Information needs and prostate cancer: the development of a systematic means of identification

Authors


Jeremy Dale, Centre for Primary Health Care Studies, University of Warwick, Coventry, CV4 7AL, UK.
e-mail: Jeremy.Dale@warwick.ac.uk

Abstract

OBJECTIVE

To design, from first principles, a valid and reliable scale for assessing the importance of specific items of information needed by patients with prostate cancer that would be straightforward to use in clinical settings, as despite its prevalence, there is little research focusing specifically on the information needs associated with prostate cancer.

PATIENTS AND METHODS

Several stages of consultation and modification were used to inform the development of a scale which was then piloted on 96 patients with prostate cancer. Respondents were asked to rate the importance they placed on a range of prostate cancer-related topics of information, and the extent to which they felt these information needs had been met. The construct and content validity of the instrument were established and an exploratory factor analysis used to guide restructuring of the tool. Internal consistency/reliability was calculated using Cronbach's α.

RESULTS

Using the scale showed that men with prostate cancer placed considerable importance on a broad range of information needs, most of which had been inadequately met. Age had a significant influence on the overall importance attributed to information, with younger patients having more need for information. The construct and content validity of the instrument were established.
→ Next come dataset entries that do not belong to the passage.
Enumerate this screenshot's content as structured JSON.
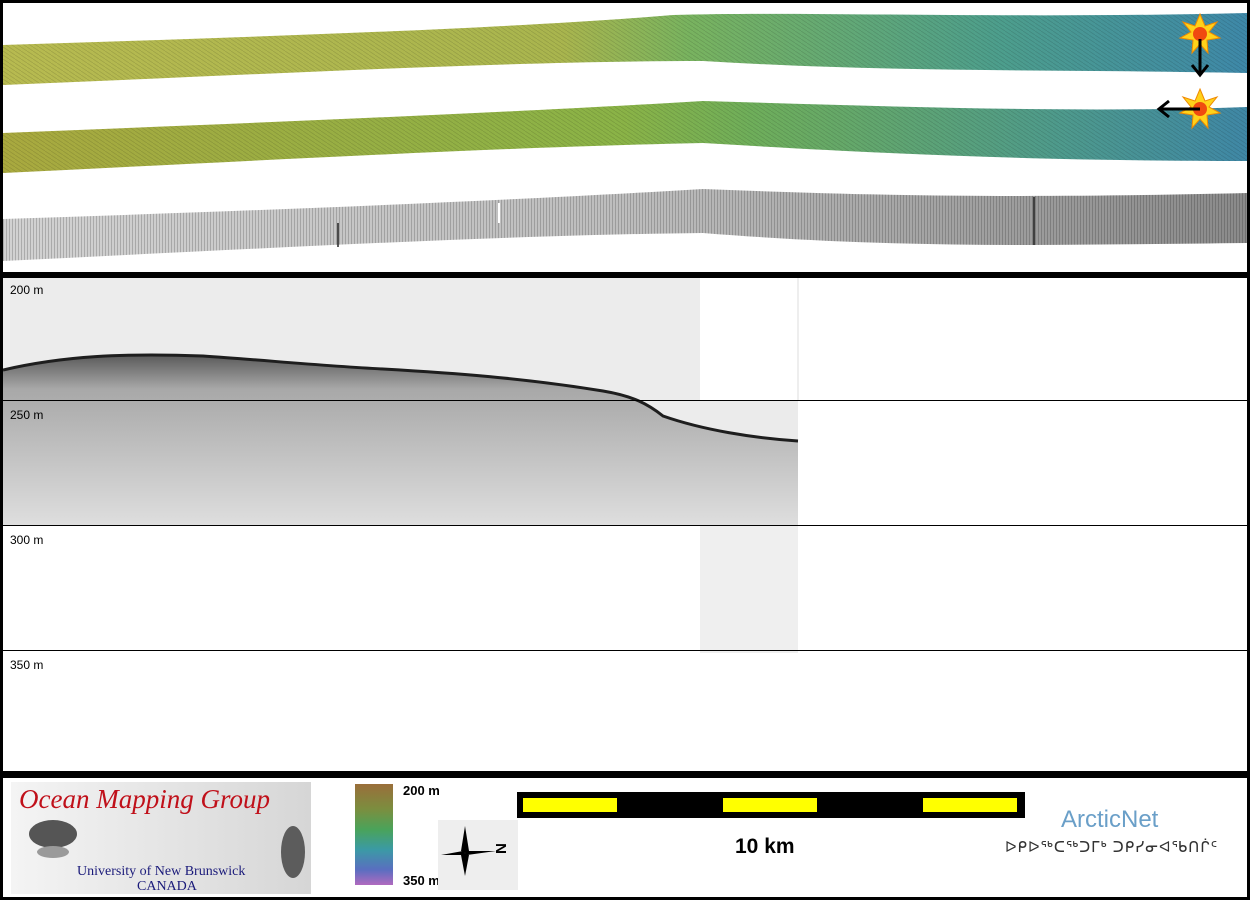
{
  "depth_ticks": [
    {
      "label": "200 m"
    },
    {
      "label": "250 m"
    },
    {
      "label": "300 m"
    },
    {
      "label": "350 m"
    }
  ],
  "legend": {
    "org_title": "Ocean Mapping Group",
    "org_university": "University of New Brunswick",
    "org_country": "CANADA",
    "colorbar_top": "200 m",
    "colorbar_bottom": "350 m",
    "north_letter": "N",
    "scale_text": "10 km",
    "partner_name": "ArcticNet",
    "partner_syllabics": "ᐅᑭᐅᖅᑕᖅᑐᒥᒃ ᑐᑭᓯᓂᐊᖃᑎᒌᑦ"
  },
  "colors": {
    "frame": "#000000",
    "swath_yellow": "#b6bb52",
    "swath_green": "#69b46a",
    "swath_blue": "#3f8ea7",
    "scale_yellow": "#ffff00",
    "title_red": "#c0101a",
    "partner_blue": "#6a9fc8"
  },
  "icons": [
    "sun-marker-icon",
    "down-arrow-icon",
    "left-arrow-icon",
    "north-arrow-icon"
  ]
}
The factor analysis revealed four discrete factors which together explained > 68% of the variance, termed ‘basics of prostate cancer care’, ‘disease management’, ‘physical well-being’ and ‘self-help’. Internal consistency/reliability was satisfactory (α = 0.91).

CONCLUSIONS

The basis of a tool capable of ascertaining the information needs of patients with prostate cancer was developed; it may offer clinicians a valid means of ascertaining information preferences and hence potentially enhance the quality of service provided. Further research is now required to refine the tool and test the effect of its longitudinal use in clinical practice on patient satisfaction and outcome.